Lançado em 2000, Corpo Fechado, protagonizado por Bruce Willis e Samuel L. Jackson se tornou um marco silencioso, mas profundamente influente, na forma como o cinema passou a enxergar o gênero. A produção está disponível no Disney+.
Um herói fora dos padrões
Diferente das narrativas de hérois cheias de efeitos visuais, Corpo Fechado apresenta um herói comum, humano e vulnerável.
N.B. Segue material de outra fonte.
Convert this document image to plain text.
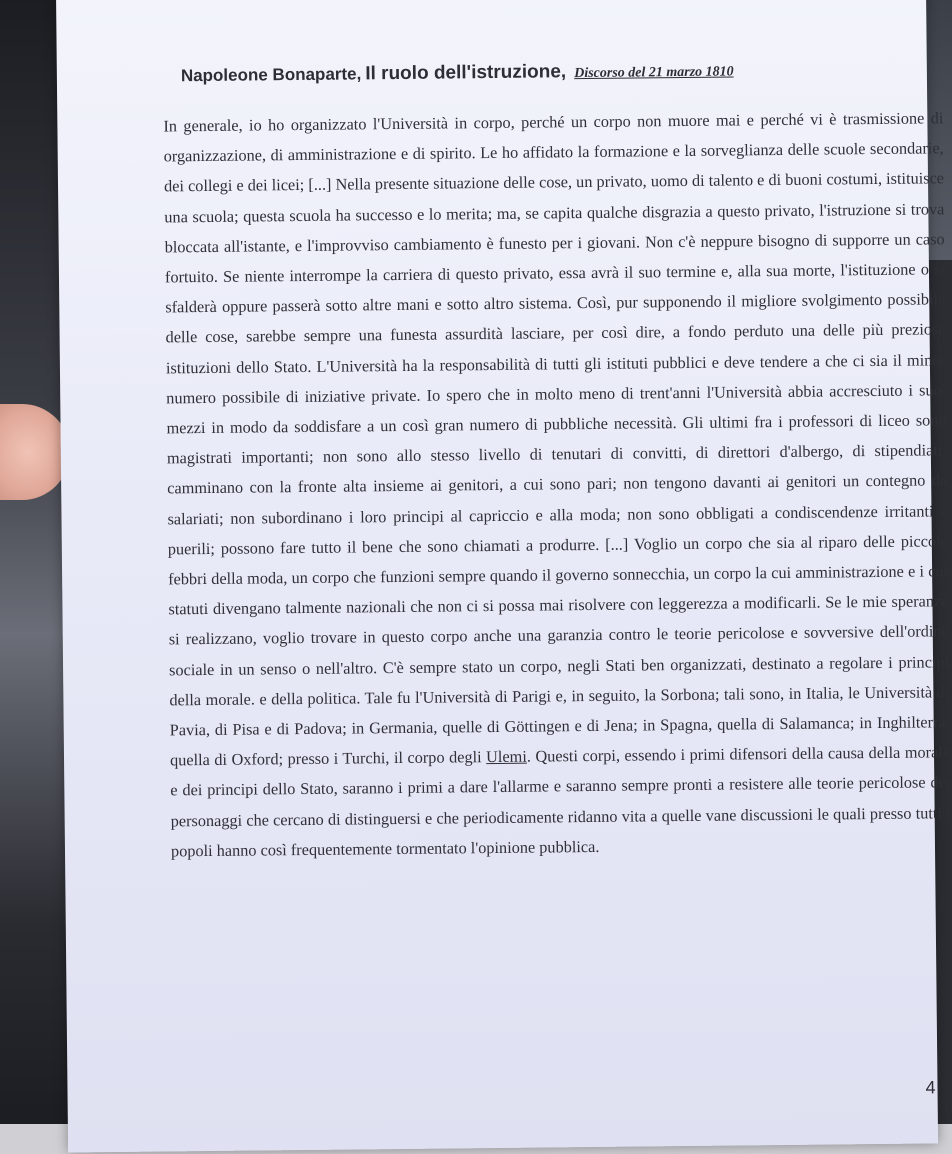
Napoleone Bonaparte, Il ruolo dell'istruzione, Discorso del 21 marzo 1810
In generale, io ho organizzato l'Università in corpo, perché un corpo non muore mai e perché vi è trasmissione di organizzazione, di amministrazione e di spirito. Le ho affidato la formazione e la sorveglianza delle scuole secondarie, dei collegi e dei licei; [...] Nella presente situazione delle cose, un privato, uomo di talento e di buoni costumi, istituisce una scuola; questa scuola ha successo e lo merita; ma, se capita qualche disgrazia a questo privato, l'istruzione si trova bloccata all'istante, e l'improvviso cambiamento è funesto per i giovani. Non c'è neppure bisogno di supporre un caso fortuito. Se niente interrompe la carriera di questo privato, essa avrà il suo termine e, alla sua morte, l'istituzione o si sfalderà oppure passerà sotto altre mani e sotto altro sistema. Così, pur supponendo il migliore svolgimento possibile delle cose, sarebbe sempre una funesta assurdità lasciare, per così dire, a fondo perduto una delle più preziose istituzioni dello Stato. L'Università ha la responsabilità di tutti gli istituti pubblici e deve tendere a che ci sia il minor numero possibile di iniziative private. Io spero che in molto meno di trent'anni l'Università abbia accresciuto i suoi mezzi in modo da soddisfare a un così gran numero di pubbliche necessità. Gli ultimi fra i professori di liceo sono magistrati importanti; non sono allo stesso livello di tenutari di convitti, di direttori d'albergo, di stipendiati; camminano con la fronte alta insieme ai genitori, a cui sono pari; non tengono davanti ai genitori un contegno da salariati; non subordinano i loro principi al capriccio e alla moda; non sono obbligati a condiscendenze irritanti e puerili; possono fare tutto il bene che sono chiamati a produrre. [...] Voglio un corpo che sia al riparo delle piccole febbri della moda, un corpo che funzioni sempre quando il governo sonnecchia, un corpo la cui amministrazione e i cui statuti divengano talmente nazionali che non ci si possa mai risolvere con leggerezza a modificarli. Se le mie speranze si realizzano, voglio trovare in questo corpo anche una garanzia contro le teorie pericolose e sovversive dell'ordine sociale in un senso o nell'altro. C'è sempre stato un corpo, negli Stati ben organizzati, destinato a regolare i principi della morale. e della politica. Tale fu l'Università di Parigi e, in seguito, la Sorbona; tali sono, in Italia, le Università di Pavia, di Pisa e di Padova; in Germania, quelle di Göttingen e di Jena; in Spagna, quella di Salamanca; in Inghilterra, quella di Oxford; presso i Turchi, il corpo degli Ulemi. Questi corpi, essendo i primi difensori della causa della morale e dei principi dello Stato, saranno i primi a dare l'allarme e saranno sempre pronti a resistere alle teorie pericolose dei personaggi che cercano di distinguersi e che periodicamente ridanno vita a quelle vane discussioni le quali presso tutti i popoli hanno così frequentemente tormentato l'opinione pubblica.
4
O personagem David Dunn (Bruce Willis) descobre, aos poucos, que possui habilidades sobre-humanas, mas a trama se concentra mais em sua busca por identidade e propósito do que em grandes batalhas.
Essa abordagem intimista e psicológica transformou o filme em uma espécie de anti-filme de super-herói, uma história que fala sobre destino, fragilidade e dualidade moral, muito mais do que sobre poderes e vilões.
A desconstrução do mito do super-herói
Shyamalan utiliza Corpo Fechado para questionar o próprio mito do herói. A figura do vilão Elijah Price (Samuel L. Jackson) traz a reflexão sobre como os extremos coexistem, o frágil e o indestrutível, o bem e o mal, o humano e o sobre-humano.
Essa dualidade, retratada com sutileza e profundidade, inspirou uma nova geração de filmes que buscaram realismo e complexidade psicológica dentro do gênero, como Batman Begins (2005) e Logan (2017).
A importância de Corpo Fechado no gênero de herói
Embora não tenha tido o mesmo impacto comercial de outras franquias, Corpo Fechado é hoje reconhecido como uma obra precursora do cinema de heróis moderno.
Ao tratar o superpoder como um fardo emocional e não como um privilégio, o filme abriu caminho para narrativas mais humanas e reflexivas, algo que se tornaria tendência anos depois.
Além disso, Shyamalan foi pioneiro ao trazer uma visão autoral e independente para um gênero dominado por grandes estúdios, provando que histórias de heróis também podem ser contidas, simbólicas e emocionalmente densas.
Um legado que se expandiu
Com o passar do tempo, o filme ganhou ainda mais reconhecimento, especialmente após as sequências Fragmentado (2016) e Vidro (2019), que formam a chamada Trilogia Eastrail 177.
Juntas, essas obras consolidaram o universo criado por Shyamalan e reforçaram o papel de Corpo Fechado como uma das narrativas mais originais e maduras sobre o que significa ser um herói.